The surprising development was when families began to stay over. It became a relatively common sight to spy a mother and two children on an air mattress here, or a set of parents and three kids there. The families were a welcome addition to the all-nighters, and added a further sense of responsibility to the protestors to focus on keeping it peaceful. Walking around late at night, it wasn’t uncommon to see parents reading to their kids around their little sleeping spot, or kids working on their own signs (they tended to be topical, if blunt) with looks of focused concentrations as they sharpied their message onto a discarded pizza box.
The longer a person stayed in the Capitol, the further removed from normal time they became. I remember several conversations with other long-time sleepers that started with “what day is it?” or “what day did I start here?” as we attempted to swap stories. I participated in a conversation with several others that stalled as everyone attempted to reconstruct what the day and date truly was. The dim light inside the rotunda made it tough to discern what time of day it was, lending to a natural decay of our usual diurnal cycle. Sleep became a series of random naps, and not a normal eight-hour nighttime sleep. The vacant but determined look of the long-time sleepers was a common sight, and led to positive feedback from those that couldn’t spend the time to stay there.

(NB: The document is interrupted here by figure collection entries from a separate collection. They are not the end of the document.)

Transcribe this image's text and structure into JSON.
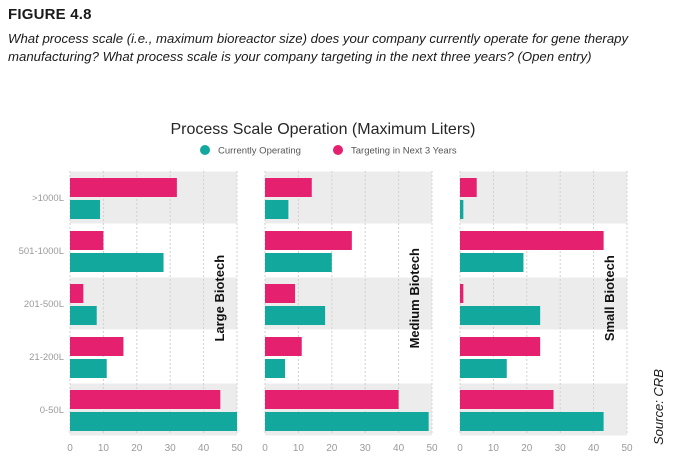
{
  "figure_label": "FIGURE 4.8",
  "question": "What process scale (i.e., maximum bioreactor size) does your company currently operate for gene therapy manufacturing? What process scale is your company targeting in the next three years? (Open entry)",
  "source": "Source: CRB",
  "colors": {
    "current": "#13a89e",
    "target": "#e5206f",
    "band": "#ececec"
  },
  "chart_data": {
    "type": "bar",
    "orientation": "horizontal",
    "title": "Process Scale Operation (Maximum Liters)",
    "categories": [
      ">1000L",
      "501-1000L",
      "201-500L",
      "21-200L",
      "0-50L"
    ],
    "xlim": [
      0,
      50
    ],
    "xticks": [
      0,
      10,
      20,
      30,
      40,
      50
    ],
    "series_names": [
      "Currently Operating",
      "Targeting in Next 3 Years"
    ],
    "legend_position": "top-center",
    "panels": [
      {
        "name": "Large Biotech",
        "series": [
          {
            "name": "Currently Operating",
            "values": [
              9,
              28,
              8,
              11,
              50
            ]
          },
          {
            "name": "Targeting in Next 3 Years",
            "values": [
              32,
              10,
              4,
              16,
              45
            ]
          }
        ]
      },
      {
        "name": "Medium Biotech",
        "series": [
          {
            "name": "Currently Operating",
            "values": [
              7,
              20,
              18,
              6,
              49
            ]
          },
          {
            "name": "Targeting in Next 3 Years",
            "values": [
              14,
              26,
              9,
              11,
              40
            ]
          }
        ]
      },
      {
        "name": "Small Biotech",
        "series": [
          {
            "name": "Currently Operating",
            "values": [
              1,
              19,
              24,
              14,
              43
            ]
          },
          {
            "name": "Targeting in Next 3 Years",
            "values": [
              5,
              43,
              1,
              24,
              28
            ]
          }
        ]
      }
    ]
  }
}
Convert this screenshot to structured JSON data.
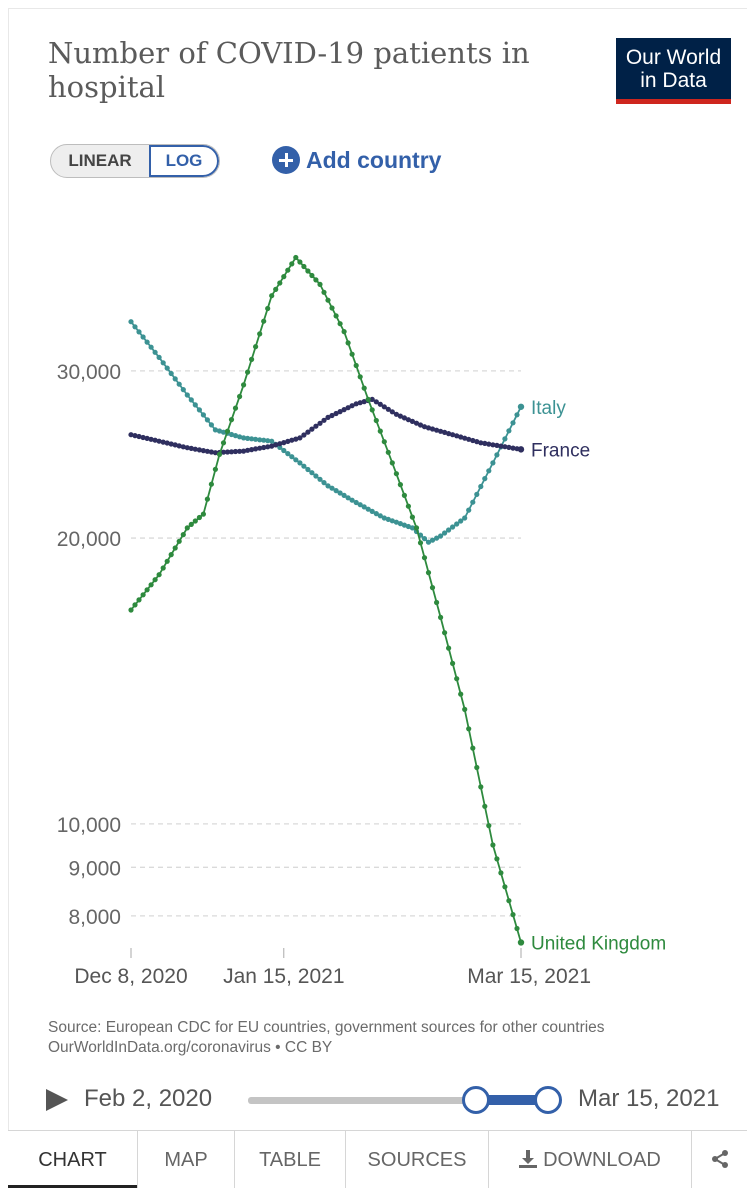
{
  "header": {
    "title": "Number of COVID-19 patients in hospital",
    "logo_line1": "Our World",
    "logo_line2": "in Data"
  },
  "controls": {
    "scale_options": [
      "LINEAR",
      "LOG"
    ],
    "selected_scale": "LOG",
    "add_country_label": "Add country"
  },
  "footer": {
    "source_line1": "Source: European CDC for EU countries, government sources for other countries",
    "source_line2": "OurWorldInData.org/coronavirus • CC BY"
  },
  "timeline": {
    "start_label": "Feb 2, 2020",
    "end_label": "Mar 15, 2021"
  },
  "tabs": [
    "CHART",
    "MAP",
    "TABLE",
    "SOURCES",
    "DOWNLOAD"
  ],
  "active_tab": "CHART",
  "colors": {
    "italy": "#3c9293",
    "france": "#2f2f5f",
    "united_kingdom": "#2e8a3e",
    "accent": "#3360a9",
    "logo_bg": "#002147",
    "logo_bar": "#ce261e"
  },
  "chart_data": {
    "type": "line",
    "title": "Number of COVID-19 patients in hospital",
    "y_scale": "log",
    "ylim": [
      7400,
      44000
    ],
    "xlim": [
      "2020-12-08",
      "2021-03-15"
    ],
    "y_ticks": [
      8000,
      9000,
      10000,
      20000,
      30000
    ],
    "y_tick_labels": [
      "8,000",
      "9,000",
      "10,000",
      "20,000",
      "30,000"
    ],
    "x_ticks": [
      "2020-12-08",
      "2021-01-15",
      "2021-03-15"
    ],
    "x_tick_labels": [
      "Dec 8, 2020",
      "Jan 15, 2021",
      "Mar 15, 2021"
    ],
    "grid": "horizontal dashed",
    "legend": "line-end labels",
    "series": [
      {
        "name": "Italy",
        "color": "#3c9293",
        "points": [
          [
            "2020-12-08",
            33800
          ],
          [
            "2020-12-15",
            31000
          ],
          [
            "2020-12-22",
            28300
          ],
          [
            "2020-12-29",
            26000
          ],
          [
            "2021-01-05",
            25500
          ],
          [
            "2021-01-12",
            25300
          ],
          [
            "2021-01-19",
            24000
          ],
          [
            "2021-01-26",
            22700
          ],
          [
            "2021-02-02",
            21800
          ],
          [
            "2021-02-09",
            21000
          ],
          [
            "2021-02-16",
            20500
          ],
          [
            "2021-02-20",
            19800
          ],
          [
            "2021-02-23",
            20100
          ],
          [
            "2021-03-01",
            21000
          ],
          [
            "2021-03-08",
            24000
          ],
          [
            "2021-03-15",
            27500
          ]
        ]
      },
      {
        "name": "France",
        "color": "#2f2f5f",
        "points": [
          [
            "2020-12-08",
            25700
          ],
          [
            "2020-12-15",
            25300
          ],
          [
            "2020-12-22",
            24900
          ],
          [
            "2020-12-29",
            24600
          ],
          [
            "2021-01-05",
            24700
          ],
          [
            "2021-01-12",
            25000
          ],
          [
            "2021-01-19",
            25500
          ],
          [
            "2021-01-26",
            26800
          ],
          [
            "2021-02-02",
            27700
          ],
          [
            "2021-02-06",
            28000
          ],
          [
            "2021-02-12",
            27000
          ],
          [
            "2021-02-19",
            26200
          ],
          [
            "2021-02-26",
            25700
          ],
          [
            "2021-03-05",
            25200
          ],
          [
            "2021-03-15",
            24800
          ]
        ]
      },
      {
        "name": "United Kingdom",
        "color": "#2e8a3e",
        "points": [
          [
            "2020-12-08",
            16800
          ],
          [
            "2020-12-15",
            18300
          ],
          [
            "2020-12-22",
            20500
          ],
          [
            "2020-12-26",
            21200
          ],
          [
            "2020-12-30",
            24500
          ],
          [
            "2021-01-05",
            29000
          ],
          [
            "2021-01-12",
            36000
          ],
          [
            "2021-01-18",
            39500
          ],
          [
            "2021-01-24",
            37000
          ],
          [
            "2021-01-30",
            33000
          ],
          [
            "2021-02-05",
            28000
          ],
          [
            "2021-02-11",
            24000
          ],
          [
            "2021-02-17",
            20500
          ],
          [
            "2021-02-23",
            16500
          ],
          [
            "2021-03-01",
            13200
          ],
          [
            "2021-03-08",
            9500
          ],
          [
            "2021-03-15",
            7500
          ]
        ]
      }
    ]
  }
}
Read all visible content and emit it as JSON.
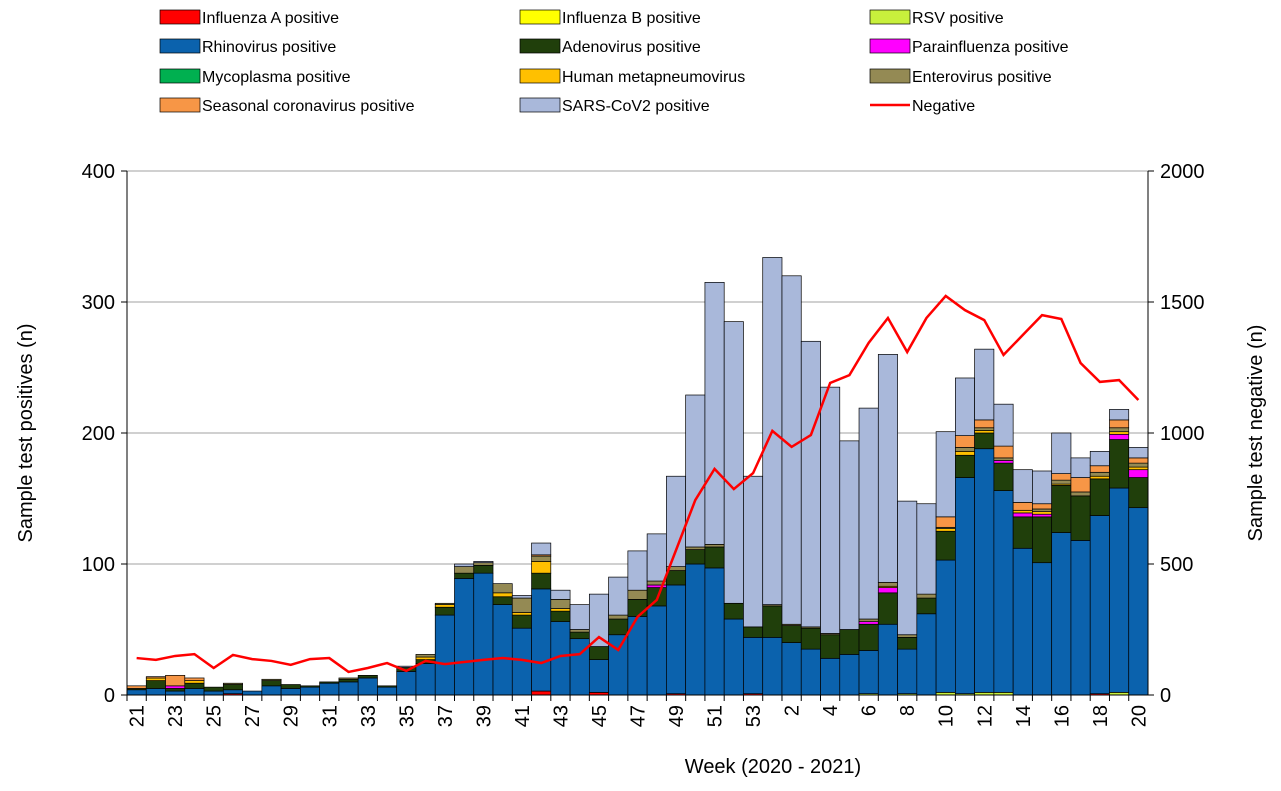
{
  "chart_data": {
    "type": "bar",
    "stacked": true,
    "xlabel": "Week (2020 - 2021)",
    "ylabel": "Sample test positives (n)",
    "y2label": "Sample test negative (n)",
    "categories": [
      "21",
      null,
      "23",
      null,
      "25",
      null,
      "27",
      null,
      "29",
      null,
      "31",
      null,
      "33",
      null,
      "35",
      null,
      "37",
      null,
      "39",
      null,
      "41",
      null,
      "43",
      null,
      "45",
      null,
      "47",
      null,
      "49",
      null,
      "51",
      null,
      "53",
      null,
      "2",
      null,
      "4",
      null,
      "6",
      null,
      "8",
      null,
      "10",
      null,
      "12",
      null,
      "14",
      null,
      "16",
      null,
      "18",
      null,
      "20"
    ],
    "ylim": [
      0,
      400
    ],
    "yticks": [
      0,
      100,
      200,
      300,
      400
    ],
    "y2lim": [
      0,
      2000
    ],
    "y2ticks": [
      0,
      500,
      1000,
      1500,
      2000
    ],
    "grid": true,
    "series": [
      {
        "name": "Influenza A positive",
        "color": "#ff0000",
        "values": [
          0,
          0,
          0,
          0,
          0,
          1,
          0,
          0,
          0,
          0,
          0,
          0,
          0,
          0,
          0,
          0,
          0,
          0,
          0,
          0,
          0,
          3,
          0,
          0,
          2,
          0,
          0,
          0,
          1,
          0,
          0,
          0,
          1,
          0,
          0,
          0,
          0,
          0,
          0,
          0,
          0,
          0,
          0,
          0,
          0,
          0,
          0,
          0,
          0,
          0,
          1,
          0,
          0
        ]
      },
      {
        "name": "Influenza B positive",
        "color": "#ffff00",
        "values": [
          0,
          0,
          0,
          0,
          0,
          0,
          0,
          0,
          0,
          0,
          0,
          0,
          0,
          0,
          0,
          0,
          0,
          0,
          0,
          0,
          0,
          0,
          0,
          0,
          0,
          0,
          0,
          0,
          0,
          0,
          0,
          0,
          0,
          0,
          0,
          0,
          0,
          0,
          0,
          0,
          0,
          0,
          0,
          0,
          0,
          0,
          0,
          0,
          0,
          0,
          0,
          0,
          0
        ]
      },
      {
        "name": "RSV positive",
        "color": "#c8f03c",
        "values": [
          0,
          0,
          0,
          0,
          0,
          0,
          0,
          0,
          0,
          0,
          0,
          0,
          0,
          0,
          0,
          0,
          0,
          0,
          0,
          0,
          0,
          0,
          0,
          0,
          0,
          0,
          0,
          0,
          0,
          0,
          0,
          0,
          0,
          0,
          0,
          0,
          0,
          0,
          1,
          0,
          1,
          0,
          2,
          1,
          2,
          2,
          0,
          0,
          0,
          0,
          0,
          2,
          0
        ]
      },
      {
        "name": "Rhinovirus positive",
        "color": "#0b62ad",
        "values": [
          4,
          5,
          3,
          5,
          3,
          3,
          3,
          7,
          5,
          6,
          9,
          10,
          13,
          6,
          18,
          24,
          61,
          89,
          93,
          69,
          51,
          78,
          56,
          43,
          25,
          46,
          60,
          68,
          83,
          100,
          97,
          58,
          43,
          44,
          40,
          35,
          28,
          31,
          33,
          54,
          34,
          62,
          101,
          165,
          186,
          154,
          112,
          101,
          124,
          118,
          136,
          156,
          143
        ]
      },
      {
        "name": "Adenovirus positive",
        "color": "#203f0b",
        "values": [
          1,
          6,
          2,
          4,
          3,
          4,
          0,
          4,
          3,
          1,
          1,
          2,
          2,
          1,
          3,
          3,
          6,
          4,
          6,
          6,
          10,
          12,
          8,
          5,
          10,
          12,
          13,
          14,
          11,
          11,
          16,
          12,
          8,
          24,
          13,
          16,
          18,
          19,
          20,
          24,
          9,
          12,
          22,
          17,
          12,
          21,
          24,
          35,
          36,
          34,
          28,
          37,
          23
        ]
      },
      {
        "name": "Parainfluenza positive",
        "color": "#ff00ff",
        "values": [
          0,
          0,
          2,
          0,
          0,
          0,
          0,
          0,
          0,
          0,
          0,
          0,
          0,
          0,
          0,
          0,
          0,
          0,
          0,
          0,
          0,
          0,
          0,
          0,
          0,
          0,
          0,
          2,
          0,
          0,
          0,
          0,
          0,
          0,
          0,
          0,
          0,
          0,
          2,
          4,
          0,
          0,
          0,
          0,
          0,
          2,
          3,
          2,
          0,
          0,
          0,
          4,
          6
        ]
      },
      {
        "name": "Mycoplasma positive",
        "color": "#00b050",
        "values": [
          0,
          0,
          0,
          0,
          0,
          0,
          0,
          0,
          0,
          0,
          0,
          0,
          0,
          0,
          0,
          0,
          0,
          0,
          0,
          0,
          0,
          0,
          0,
          0,
          0,
          0,
          0,
          0,
          0,
          0,
          0,
          0,
          0,
          0,
          0,
          0,
          0,
          0,
          0,
          0,
          0,
          0,
          0,
          0,
          0,
          0,
          0,
          0,
          0,
          0,
          0,
          0,
          0
        ]
      },
      {
        "name": "Human metapneumovirus",
        "color": "#ffc000",
        "values": [
          0,
          2,
          0,
          2,
          0,
          0,
          0,
          0,
          0,
          0,
          0,
          0,
          0,
          0,
          0,
          2,
          2,
          0,
          0,
          3,
          2,
          9,
          2,
          0,
          0,
          0,
          0,
          0,
          0,
          0,
          0,
          0,
          0,
          0,
          0,
          0,
          0,
          0,
          0,
          1,
          0,
          0,
          2,
          3,
          2,
          0,
          2,
          2,
          1,
          0,
          2,
          2,
          2
        ]
      },
      {
        "name": "Enterovirus positive",
        "color": "#948a54",
        "values": [
          0,
          0,
          0,
          0,
          0,
          1,
          0,
          1,
          0,
          0,
          0,
          1,
          0,
          0,
          0,
          2,
          1,
          5,
          2,
          7,
          11,
          4,
          7,
          2,
          0,
          3,
          7,
          3,
          3,
          2,
          2,
          0,
          0,
          1,
          1,
          1,
          1,
          0,
          2,
          3,
          2,
          3,
          1,
          3,
          2,
          2,
          0,
          2,
          3,
          3,
          3,
          3,
          3
        ]
      },
      {
        "name": "Seasonal coronavirus positive",
        "color": "#f79646",
        "values": [
          2,
          1,
          8,
          2,
          0,
          0,
          0,
          0,
          0,
          0,
          0,
          0,
          0,
          0,
          0,
          0,
          0,
          0,
          0,
          0,
          0,
          1,
          0,
          0,
          0,
          0,
          0,
          0,
          0,
          0,
          0,
          0,
          0,
          0,
          0,
          0,
          0,
          0,
          0,
          0,
          0,
          0,
          8,
          9,
          6,
          9,
          6,
          4,
          5,
          11,
          5,
          6,
          4
        ]
      },
      {
        "name": "SARS-CoV2 positive",
        "color": "#a9b8da",
        "values": [
          0,
          0,
          0,
          0,
          0,
          0,
          0,
          0,
          0,
          0,
          0,
          0,
          0,
          0,
          1,
          0,
          0,
          2,
          1,
          0,
          2,
          9,
          7,
          19,
          40,
          29,
          30,
          36,
          69,
          116,
          200,
          215,
          115,
          265,
          266,
          218,
          188,
          144,
          161,
          174,
          102,
          69,
          65,
          44,
          54,
          32,
          25,
          25,
          31,
          15,
          11,
          8,
          8
        ]
      },
      {
        "name": "Negative",
        "color": "#ff0000",
        "type": "line",
        "axis": "y2",
        "values": [
          141,
          134,
          149,
          156,
          103,
          153,
          137,
          130,
          115,
          137,
          141,
          88,
          103,
          122,
          92,
          130,
          118,
          126,
          134,
          141,
          134,
          122,
          149,
          156,
          221,
          172,
          298,
          363,
          553,
          744,
          863,
          786,
          847,
          1008,
          947,
          992,
          1191,
          1221,
          1344,
          1439,
          1309,
          1439,
          1523,
          1469,
          1431,
          1298,
          1374,
          1450,
          1435,
          1267,
          1195,
          1202,
          1126
        ]
      }
    ]
  }
}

The whole process took on a surreal feeling, but an incredible sense of import. There was something historic happening, and each and every person there took on a belief that they were personally responsible for helping battle the bill. The chants and speeches were passionate and moving, and they rejuvenated each person who began to feel that they were powerless in the standoff between the two sides in this budget fight. Everyone involved in the protests did an exceptional job. The police officers and other law enforcement officials who were stationed throughout the Capitol were incredible; they were fair, respectful, polite, and efficient throughout. Protestors often took the time to thank them for all their work, and they responded with genuine appreciation. The protestors can be commended for the pride they took in maintaining a peaceful protest, whether that be running panels on non-violent demonstration, wearing signs that said “Remember: This Is A Peaceful Protest”, or just approaching people with different opinions with a calm face and a fair mind. It was a remarkable three weeks at the Capitol, and everyone involved will carry those memories with a sense of history. They were part of the greatest American protest of the twenty-first century.